Me acuerdo de cuando tu madre te llamaba a gritos desde la ventana para que subieras de la calle, donde llevabas tres, cuatro o cinco horas sin vigilancia. Los padres de hoy nos quedamos a pie de parque y a pocos metros de nuestros hijos, con una cuerda invisible para detectar sus movimientos, si se caen del tobogán o se les acerca un pederasta.

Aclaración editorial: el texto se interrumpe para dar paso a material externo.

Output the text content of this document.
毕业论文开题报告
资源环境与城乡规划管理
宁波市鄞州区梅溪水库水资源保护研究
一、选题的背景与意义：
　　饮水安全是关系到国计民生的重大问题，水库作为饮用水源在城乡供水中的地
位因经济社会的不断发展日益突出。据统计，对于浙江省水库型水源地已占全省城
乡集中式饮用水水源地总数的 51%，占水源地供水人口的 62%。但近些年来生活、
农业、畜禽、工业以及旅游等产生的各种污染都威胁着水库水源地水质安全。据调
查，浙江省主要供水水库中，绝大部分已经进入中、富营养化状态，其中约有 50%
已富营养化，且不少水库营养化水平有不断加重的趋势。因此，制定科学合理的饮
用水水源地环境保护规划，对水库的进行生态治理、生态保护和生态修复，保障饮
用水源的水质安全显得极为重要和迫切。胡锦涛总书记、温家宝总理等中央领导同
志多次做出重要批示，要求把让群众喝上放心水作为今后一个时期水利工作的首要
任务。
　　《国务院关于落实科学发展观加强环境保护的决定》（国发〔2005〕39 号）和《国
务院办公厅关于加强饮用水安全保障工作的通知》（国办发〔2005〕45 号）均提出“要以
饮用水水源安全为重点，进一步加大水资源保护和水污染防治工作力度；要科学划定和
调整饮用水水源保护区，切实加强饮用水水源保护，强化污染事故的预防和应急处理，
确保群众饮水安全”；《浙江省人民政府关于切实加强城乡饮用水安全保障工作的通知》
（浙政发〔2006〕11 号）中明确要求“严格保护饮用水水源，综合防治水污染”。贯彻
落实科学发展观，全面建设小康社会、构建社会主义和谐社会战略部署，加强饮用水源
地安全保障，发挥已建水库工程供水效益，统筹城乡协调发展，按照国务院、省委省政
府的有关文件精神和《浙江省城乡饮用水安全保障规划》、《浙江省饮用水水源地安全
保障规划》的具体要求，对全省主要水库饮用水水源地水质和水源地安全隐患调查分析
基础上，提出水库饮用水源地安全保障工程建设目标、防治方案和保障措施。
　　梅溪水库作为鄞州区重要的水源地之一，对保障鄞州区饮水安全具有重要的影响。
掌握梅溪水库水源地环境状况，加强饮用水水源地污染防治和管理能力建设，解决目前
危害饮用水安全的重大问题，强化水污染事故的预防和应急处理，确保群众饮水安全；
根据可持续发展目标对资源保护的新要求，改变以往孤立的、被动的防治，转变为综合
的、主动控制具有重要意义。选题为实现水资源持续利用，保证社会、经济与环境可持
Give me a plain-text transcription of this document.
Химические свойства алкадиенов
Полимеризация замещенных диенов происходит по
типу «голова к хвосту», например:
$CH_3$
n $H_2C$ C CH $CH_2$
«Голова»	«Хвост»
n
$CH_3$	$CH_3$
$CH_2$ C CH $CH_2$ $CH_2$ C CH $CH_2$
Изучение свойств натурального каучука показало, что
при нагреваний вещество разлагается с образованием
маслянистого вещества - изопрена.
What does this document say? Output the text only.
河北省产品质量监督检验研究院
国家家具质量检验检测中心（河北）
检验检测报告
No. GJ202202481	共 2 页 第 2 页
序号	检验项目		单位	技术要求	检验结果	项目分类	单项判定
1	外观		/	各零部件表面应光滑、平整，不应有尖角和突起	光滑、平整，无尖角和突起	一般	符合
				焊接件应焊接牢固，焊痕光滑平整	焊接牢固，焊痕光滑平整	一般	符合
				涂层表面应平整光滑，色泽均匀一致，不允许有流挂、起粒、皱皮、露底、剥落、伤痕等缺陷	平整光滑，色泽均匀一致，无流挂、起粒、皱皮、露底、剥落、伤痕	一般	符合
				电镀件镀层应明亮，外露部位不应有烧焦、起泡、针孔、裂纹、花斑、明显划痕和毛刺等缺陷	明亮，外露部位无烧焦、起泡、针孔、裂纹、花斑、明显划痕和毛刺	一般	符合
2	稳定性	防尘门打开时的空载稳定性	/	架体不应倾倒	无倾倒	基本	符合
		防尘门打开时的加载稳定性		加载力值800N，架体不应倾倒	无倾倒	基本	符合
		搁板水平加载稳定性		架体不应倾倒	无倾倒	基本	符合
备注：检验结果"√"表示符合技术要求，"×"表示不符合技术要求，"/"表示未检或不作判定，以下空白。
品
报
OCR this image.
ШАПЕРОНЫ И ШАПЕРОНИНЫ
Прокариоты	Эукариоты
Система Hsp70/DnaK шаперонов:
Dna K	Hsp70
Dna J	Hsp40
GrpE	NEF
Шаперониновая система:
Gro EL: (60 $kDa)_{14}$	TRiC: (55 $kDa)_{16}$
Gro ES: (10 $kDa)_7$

Me acuerdo de cuando no existía en nuestro vocabulario habitual la palabra “pederasta”. Pero sí “exhibicionista”. Hoy, los primeros rondan nuestras pesadillas y se han hecho un hueco fijo en los telediarios, y los segundos somos nosotros, los que volcamos en Facebook, en YouTube, en Tuitter, nuestras neuras y pensamientos pret a porter. Y no es pecado porque el Papa Benedicto XVI acaba de hacerse tuitero por la gracia de dios. Para mantener e incrementar su parroquia. O sea, como todos.

Me acuerdo de cuando existía el Infierno, ese sitio oscuro y subterráneo a donde iría tu alma ponzoñosa si insultabas a tus hermanos. Y cuando de repente, un día, el Papa decidió que era mentira y que en realidad el infierno es eso que llevas tú dentro y que te quema y te retuerce. O sea, que infierno era igual a desazón. Pero desazón, desde luego, es una palabra para mayores con reparos que suele entrar en tu vida a la vez que otras como éxtasis, maledicencia o sincretismo.

Me acuerdo, ya de paso, de la profesora que logró que no pusiera faltas de ortografía; de la que olía a tabaco cuando se acercaba a corregirte un examen y aquello te parecía una deliciosa transgresión entre los muros del colegio de monjas. Me acuerdo, sí, del día que conjugué transgredir en primera persona del presente, e hice mis primeras pellas temblorosas en el mismo parque donde ahora corro por las mañanas. Una transgresión como otra cualquiera que, lejos de hacerme disfrutar, me mantuvo en tensión vigilante aquellas dos horas eternas hasta que dieron las cinco y media y volví a casa, me acuerdo, aterrada por si habían llamado a mi madre pidiendo una explicación por mi ausencia.

Y como veo que la inmersión en la nostalgia es adictiva, lo dejo ya. No sin antes recordar, como una secuencia envuelta en vahos, el día exacto en el que decidí que el presente sería mi religión, y las palabras mi destino. Y así fueron pasando los años y cada vez que soplaba, que soplo, las velas, siento que no volvería un paso atrás. Y que los ejercicios de retorno al pasado se los dejo a la ficción. Y que es una lástima que el hombre de la gabardina haya sido engullido por la red. Era casi inocente, ahora lo entiendo. Un pobre diablo espantaniñas.

Lo éramos todos. De eso estoy segura.